Environmental Health
OMB would cut CDC’s National Center for Environmental Health by a whopping 60%, leaving a tiny shell. That’s outrageous when Kennedy claims to care about the risks of a toxic environment to Americans.
This cut would eliminate the programs to track and prevent childhood lead poisoning, childhood asthma, and the health effects of climate change.
It would also eliminate the Environmental Tracking Portal, a great “transparency” tool that allows Americans (including MAHA moms) to track indicators like emergency room visits for asthma (see below) and the number of Americans exposed to pesticides.
Birth Defects
OMB proposes to cut the birth defect center’s budget by 19% and move it to AHA. This center works to prevent babies from being born with disabilities or developing them after birth.
Among the more horrifying cuts: eliminating screening of newborns for deafness and for biochemical diseases like phenylketonuria (PKU). The damage caused by these diseases is avoidable if they are caught immediately after birth, but permanent if they are discovered later. Does this administration really want to create a legacy of disabled children?
And the ultimate head-scratcher: OMB proposes to cut $5 million of the $28 million budget to track and understand rising rates of autism. Isn’t Kennedy supposed to care about preventing autism?
Injury prevention
OMB would cut funding for the injury prevention center by 28%, eliminating programs to prevent injuries from guns and falls in older adults, among others.
Even if our national conversation on background checks is frozen, research into the dozens of other ways to reduce the carnage from gun injuries should continue.
Death rates from falls in older adults have tripled in the past 30 years. Shouldn’t we have a unit that asks why and tries to reverse that trend?
Occupational safety and health
OMB would eliminate the National Institute for Occupational Safety and Health (NIOSH), cutting its budget by 98%. NIOSH is the center that does the research to protect coal miners from black lung disease and warehouse workers from low-back injuries. It’s also the center that evaluates the effectiveness of respiratory masks, like those N-95s we used during the COVID-19 pandemic.
Global health
The new administration would eliminate CDC’s Center for Global Health and cut the funding for global work by 58%. Unlike the other cuts, this one actually is consistent with this administration’s rhetoric: screw the rest of the world. When it comes to public health, though, that position is just dumb. As we all learned – very painfully, very recently – viruses don’t need visas to cross borders. The best way to prevent a global outbreak of, say, Ebola is to contain it as close to the source as possible. That requires people on the ground in foreign countries.

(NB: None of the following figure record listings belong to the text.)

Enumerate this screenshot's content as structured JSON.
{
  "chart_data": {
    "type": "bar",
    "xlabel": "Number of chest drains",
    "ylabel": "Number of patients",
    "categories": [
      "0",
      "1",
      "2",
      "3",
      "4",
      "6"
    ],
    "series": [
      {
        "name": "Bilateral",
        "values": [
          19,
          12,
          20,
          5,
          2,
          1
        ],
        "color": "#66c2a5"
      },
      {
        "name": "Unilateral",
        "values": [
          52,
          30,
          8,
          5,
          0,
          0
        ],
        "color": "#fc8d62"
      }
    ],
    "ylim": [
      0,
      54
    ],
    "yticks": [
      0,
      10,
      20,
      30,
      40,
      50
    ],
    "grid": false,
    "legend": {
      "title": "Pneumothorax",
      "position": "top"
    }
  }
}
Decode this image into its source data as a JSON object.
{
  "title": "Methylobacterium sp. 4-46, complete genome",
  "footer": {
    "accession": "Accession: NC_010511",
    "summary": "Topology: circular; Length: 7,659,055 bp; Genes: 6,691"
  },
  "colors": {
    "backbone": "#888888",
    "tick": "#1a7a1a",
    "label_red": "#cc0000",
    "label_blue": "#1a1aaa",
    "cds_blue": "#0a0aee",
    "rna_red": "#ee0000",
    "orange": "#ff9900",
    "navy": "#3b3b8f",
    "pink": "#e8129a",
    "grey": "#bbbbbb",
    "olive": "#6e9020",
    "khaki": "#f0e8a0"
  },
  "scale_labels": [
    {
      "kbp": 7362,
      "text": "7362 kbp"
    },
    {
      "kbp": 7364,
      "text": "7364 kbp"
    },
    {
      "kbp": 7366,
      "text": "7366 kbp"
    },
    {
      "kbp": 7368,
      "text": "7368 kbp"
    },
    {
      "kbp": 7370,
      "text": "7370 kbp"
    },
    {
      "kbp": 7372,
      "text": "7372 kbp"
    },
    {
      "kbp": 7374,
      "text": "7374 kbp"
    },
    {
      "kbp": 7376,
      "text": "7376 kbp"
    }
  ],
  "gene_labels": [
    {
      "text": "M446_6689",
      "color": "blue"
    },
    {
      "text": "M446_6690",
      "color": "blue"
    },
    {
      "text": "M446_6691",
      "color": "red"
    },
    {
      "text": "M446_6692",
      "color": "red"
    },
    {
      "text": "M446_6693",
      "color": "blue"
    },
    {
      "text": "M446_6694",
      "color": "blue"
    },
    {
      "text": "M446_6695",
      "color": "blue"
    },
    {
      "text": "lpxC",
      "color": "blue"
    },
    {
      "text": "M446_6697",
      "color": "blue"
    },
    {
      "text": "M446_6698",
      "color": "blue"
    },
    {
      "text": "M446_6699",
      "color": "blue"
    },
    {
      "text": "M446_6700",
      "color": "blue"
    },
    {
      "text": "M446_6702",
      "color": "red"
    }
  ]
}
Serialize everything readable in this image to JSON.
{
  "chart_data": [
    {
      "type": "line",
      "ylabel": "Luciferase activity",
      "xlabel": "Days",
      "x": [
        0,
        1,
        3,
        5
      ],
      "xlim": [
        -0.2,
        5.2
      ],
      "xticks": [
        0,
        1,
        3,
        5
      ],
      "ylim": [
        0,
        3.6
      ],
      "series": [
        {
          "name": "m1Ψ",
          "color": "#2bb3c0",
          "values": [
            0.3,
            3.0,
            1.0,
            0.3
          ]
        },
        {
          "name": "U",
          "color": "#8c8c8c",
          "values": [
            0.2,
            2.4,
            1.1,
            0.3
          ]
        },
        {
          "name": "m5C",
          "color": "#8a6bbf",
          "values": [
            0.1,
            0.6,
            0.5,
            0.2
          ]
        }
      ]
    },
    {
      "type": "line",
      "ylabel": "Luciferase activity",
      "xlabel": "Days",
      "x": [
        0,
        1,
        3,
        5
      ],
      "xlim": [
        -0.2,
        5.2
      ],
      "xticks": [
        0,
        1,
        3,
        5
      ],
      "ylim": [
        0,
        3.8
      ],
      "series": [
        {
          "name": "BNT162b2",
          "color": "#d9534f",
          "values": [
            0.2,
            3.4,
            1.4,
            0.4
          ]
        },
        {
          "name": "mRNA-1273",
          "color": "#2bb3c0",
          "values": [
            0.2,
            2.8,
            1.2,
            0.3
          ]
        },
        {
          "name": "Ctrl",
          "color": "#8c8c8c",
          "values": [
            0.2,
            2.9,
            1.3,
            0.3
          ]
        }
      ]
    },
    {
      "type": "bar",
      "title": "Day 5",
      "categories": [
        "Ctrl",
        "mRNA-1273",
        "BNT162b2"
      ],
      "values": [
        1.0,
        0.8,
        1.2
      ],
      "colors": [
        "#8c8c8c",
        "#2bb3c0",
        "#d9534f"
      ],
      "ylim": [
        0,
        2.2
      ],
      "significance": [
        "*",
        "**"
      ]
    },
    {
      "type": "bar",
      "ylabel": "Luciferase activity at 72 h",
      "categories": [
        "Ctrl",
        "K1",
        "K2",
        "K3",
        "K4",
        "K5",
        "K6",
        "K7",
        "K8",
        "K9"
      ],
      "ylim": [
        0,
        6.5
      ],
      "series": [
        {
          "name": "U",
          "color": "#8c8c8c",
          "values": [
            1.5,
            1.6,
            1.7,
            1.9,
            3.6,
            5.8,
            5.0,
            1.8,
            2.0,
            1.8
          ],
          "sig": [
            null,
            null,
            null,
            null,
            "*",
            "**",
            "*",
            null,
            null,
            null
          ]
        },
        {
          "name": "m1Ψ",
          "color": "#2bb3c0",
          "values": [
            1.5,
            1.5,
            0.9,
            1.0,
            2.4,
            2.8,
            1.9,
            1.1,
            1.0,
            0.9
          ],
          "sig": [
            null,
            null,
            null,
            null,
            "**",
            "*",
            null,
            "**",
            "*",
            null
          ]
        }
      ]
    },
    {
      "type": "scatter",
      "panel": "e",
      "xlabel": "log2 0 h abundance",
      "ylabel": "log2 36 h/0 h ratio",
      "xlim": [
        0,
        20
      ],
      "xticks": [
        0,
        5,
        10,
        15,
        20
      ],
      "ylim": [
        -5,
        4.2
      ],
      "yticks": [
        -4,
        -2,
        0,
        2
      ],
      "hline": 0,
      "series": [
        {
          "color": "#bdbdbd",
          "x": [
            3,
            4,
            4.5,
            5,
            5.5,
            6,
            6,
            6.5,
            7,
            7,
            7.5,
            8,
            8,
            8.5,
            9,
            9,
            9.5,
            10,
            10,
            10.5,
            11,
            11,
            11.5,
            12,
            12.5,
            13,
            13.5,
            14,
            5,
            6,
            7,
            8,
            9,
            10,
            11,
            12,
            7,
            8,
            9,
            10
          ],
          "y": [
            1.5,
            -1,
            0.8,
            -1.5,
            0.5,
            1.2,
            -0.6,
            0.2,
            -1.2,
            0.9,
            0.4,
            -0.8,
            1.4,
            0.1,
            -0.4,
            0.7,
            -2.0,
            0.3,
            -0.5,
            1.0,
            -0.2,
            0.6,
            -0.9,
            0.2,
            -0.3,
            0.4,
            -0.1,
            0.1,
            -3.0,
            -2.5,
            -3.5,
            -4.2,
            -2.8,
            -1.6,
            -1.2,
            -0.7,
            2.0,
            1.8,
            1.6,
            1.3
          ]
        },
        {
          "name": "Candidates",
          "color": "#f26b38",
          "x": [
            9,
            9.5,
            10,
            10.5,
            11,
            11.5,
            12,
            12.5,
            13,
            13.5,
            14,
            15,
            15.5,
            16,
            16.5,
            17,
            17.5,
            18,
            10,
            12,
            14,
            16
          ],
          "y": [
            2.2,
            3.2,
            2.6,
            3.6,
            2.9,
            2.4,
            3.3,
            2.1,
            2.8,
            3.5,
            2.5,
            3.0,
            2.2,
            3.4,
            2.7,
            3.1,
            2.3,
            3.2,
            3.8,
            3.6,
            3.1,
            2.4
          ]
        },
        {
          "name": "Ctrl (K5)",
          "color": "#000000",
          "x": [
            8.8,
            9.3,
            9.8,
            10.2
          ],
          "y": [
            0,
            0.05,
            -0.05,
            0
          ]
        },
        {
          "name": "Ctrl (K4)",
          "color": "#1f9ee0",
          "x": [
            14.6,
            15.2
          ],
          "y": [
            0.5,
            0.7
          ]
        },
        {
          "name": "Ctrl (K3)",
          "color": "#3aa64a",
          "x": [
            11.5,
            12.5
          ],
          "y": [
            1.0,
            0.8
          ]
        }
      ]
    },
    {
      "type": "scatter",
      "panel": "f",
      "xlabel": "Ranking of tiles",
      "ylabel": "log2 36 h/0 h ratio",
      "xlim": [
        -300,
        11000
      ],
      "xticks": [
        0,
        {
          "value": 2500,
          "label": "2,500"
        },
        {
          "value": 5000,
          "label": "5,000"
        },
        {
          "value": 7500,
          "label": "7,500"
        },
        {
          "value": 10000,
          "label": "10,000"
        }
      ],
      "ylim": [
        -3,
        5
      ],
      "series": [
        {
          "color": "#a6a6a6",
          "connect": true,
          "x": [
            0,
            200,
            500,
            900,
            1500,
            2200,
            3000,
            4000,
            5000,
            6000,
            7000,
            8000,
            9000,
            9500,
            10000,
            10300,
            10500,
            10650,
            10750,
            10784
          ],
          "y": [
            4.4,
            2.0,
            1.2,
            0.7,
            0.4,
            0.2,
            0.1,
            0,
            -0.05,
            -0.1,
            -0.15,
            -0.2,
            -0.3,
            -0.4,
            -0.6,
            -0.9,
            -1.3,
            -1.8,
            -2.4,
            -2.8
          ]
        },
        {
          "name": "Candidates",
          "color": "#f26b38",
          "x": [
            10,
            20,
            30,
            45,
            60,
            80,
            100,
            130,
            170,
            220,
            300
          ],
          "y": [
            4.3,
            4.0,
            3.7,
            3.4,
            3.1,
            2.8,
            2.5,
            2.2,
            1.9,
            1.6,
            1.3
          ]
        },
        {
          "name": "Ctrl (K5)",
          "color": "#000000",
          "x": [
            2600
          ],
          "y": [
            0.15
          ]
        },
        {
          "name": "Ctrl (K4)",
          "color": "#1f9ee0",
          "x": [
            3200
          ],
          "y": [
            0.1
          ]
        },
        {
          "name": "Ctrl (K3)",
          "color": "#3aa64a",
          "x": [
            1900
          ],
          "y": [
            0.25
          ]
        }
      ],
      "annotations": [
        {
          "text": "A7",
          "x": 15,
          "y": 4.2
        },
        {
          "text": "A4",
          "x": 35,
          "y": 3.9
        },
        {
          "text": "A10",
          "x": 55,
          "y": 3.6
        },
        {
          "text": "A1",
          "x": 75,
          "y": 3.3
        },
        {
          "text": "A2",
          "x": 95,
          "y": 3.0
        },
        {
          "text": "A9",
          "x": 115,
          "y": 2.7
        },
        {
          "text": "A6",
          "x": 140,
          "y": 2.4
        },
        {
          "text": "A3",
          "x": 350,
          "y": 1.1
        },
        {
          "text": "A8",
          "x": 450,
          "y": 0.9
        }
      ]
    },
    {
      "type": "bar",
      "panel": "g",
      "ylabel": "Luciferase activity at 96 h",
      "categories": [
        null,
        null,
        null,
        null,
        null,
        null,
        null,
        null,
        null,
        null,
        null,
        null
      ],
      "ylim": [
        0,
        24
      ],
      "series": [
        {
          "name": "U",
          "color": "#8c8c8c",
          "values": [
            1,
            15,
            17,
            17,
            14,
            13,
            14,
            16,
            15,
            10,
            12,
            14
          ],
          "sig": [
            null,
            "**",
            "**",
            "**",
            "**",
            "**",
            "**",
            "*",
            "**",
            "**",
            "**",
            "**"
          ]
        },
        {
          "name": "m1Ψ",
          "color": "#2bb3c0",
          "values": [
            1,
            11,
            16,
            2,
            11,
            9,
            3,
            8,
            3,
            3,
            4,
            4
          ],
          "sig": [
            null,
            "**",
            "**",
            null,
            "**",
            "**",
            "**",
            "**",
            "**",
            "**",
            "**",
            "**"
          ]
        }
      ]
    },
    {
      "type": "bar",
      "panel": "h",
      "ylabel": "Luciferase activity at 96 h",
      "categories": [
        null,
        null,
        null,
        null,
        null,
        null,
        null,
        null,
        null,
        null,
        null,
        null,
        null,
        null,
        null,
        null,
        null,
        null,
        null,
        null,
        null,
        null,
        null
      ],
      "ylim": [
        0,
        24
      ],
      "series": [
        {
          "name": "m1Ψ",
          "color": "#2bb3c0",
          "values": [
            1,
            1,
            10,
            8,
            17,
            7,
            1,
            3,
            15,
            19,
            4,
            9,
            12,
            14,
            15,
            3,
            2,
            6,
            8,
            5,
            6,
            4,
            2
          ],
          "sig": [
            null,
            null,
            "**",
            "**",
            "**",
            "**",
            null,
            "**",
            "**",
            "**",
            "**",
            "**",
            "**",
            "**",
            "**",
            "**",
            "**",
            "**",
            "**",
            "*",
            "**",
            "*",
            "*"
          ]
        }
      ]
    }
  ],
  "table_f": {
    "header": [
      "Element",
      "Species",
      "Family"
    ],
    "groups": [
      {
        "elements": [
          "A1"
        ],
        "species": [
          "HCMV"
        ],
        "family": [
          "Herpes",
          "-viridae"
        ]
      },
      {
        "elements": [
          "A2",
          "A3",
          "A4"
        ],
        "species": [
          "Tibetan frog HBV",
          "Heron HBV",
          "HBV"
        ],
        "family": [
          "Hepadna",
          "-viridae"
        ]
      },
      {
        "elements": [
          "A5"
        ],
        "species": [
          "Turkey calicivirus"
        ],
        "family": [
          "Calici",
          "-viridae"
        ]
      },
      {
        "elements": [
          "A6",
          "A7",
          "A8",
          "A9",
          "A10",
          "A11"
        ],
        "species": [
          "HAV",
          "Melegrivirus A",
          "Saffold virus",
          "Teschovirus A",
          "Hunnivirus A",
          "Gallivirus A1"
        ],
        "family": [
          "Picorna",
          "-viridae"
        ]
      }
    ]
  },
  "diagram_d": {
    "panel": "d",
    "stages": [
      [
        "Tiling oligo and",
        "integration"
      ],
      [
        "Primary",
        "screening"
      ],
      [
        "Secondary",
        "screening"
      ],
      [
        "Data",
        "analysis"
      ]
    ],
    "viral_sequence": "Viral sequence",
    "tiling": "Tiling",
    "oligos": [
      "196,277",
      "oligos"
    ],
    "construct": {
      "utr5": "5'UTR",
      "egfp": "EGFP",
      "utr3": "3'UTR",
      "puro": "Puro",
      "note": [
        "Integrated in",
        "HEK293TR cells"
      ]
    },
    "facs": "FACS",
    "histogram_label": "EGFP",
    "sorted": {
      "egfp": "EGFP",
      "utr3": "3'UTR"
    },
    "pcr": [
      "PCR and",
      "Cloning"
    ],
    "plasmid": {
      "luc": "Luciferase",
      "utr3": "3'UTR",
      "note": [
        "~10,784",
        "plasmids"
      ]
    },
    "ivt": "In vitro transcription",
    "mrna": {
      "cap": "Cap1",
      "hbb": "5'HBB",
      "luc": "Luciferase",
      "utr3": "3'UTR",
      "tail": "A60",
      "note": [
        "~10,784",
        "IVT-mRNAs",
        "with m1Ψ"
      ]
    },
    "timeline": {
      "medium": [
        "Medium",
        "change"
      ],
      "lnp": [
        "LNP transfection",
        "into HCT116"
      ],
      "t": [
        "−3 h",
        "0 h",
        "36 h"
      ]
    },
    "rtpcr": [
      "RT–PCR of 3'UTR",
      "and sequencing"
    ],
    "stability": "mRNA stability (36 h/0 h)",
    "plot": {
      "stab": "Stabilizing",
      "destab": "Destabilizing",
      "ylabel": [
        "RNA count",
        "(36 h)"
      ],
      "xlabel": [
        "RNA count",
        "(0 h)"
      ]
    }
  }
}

Put money where your mouth is
The Executive Order that established Kennedy’s Make America Healthy Again Commission includes this rallying cry:
“To fully address the growing health crisis in America, we must re-direct our national focus, in the public and private sectors, toward understanding and drastically lowering chronic disease rates and ending childhood chronic disease. This includes fresh thinking on nutrition, physical activity, healthy lifestyles, over-reliance on medication and treatments, the effects of new technological habits, environmental impacts, and food and drug quality and safety. We must restore the integrity of the scientific process by protecting expert recommendations from inappropriate influence and increasing transparency regarding existing data. We must ensure our healthcare system promotes health rather than just managing disease.”
I’d guess that every CDC employee – including all 2,400 who were summarily fired - would agree with that entire paragraph. That is exactly what CDC tries to do. But it is the opposite of what this proposed budget does.
So, Senator/Representative, please do the job that the Constitution assigned to you. Honor that call to action. Ignore OMB and draft a budget that actually promotes health.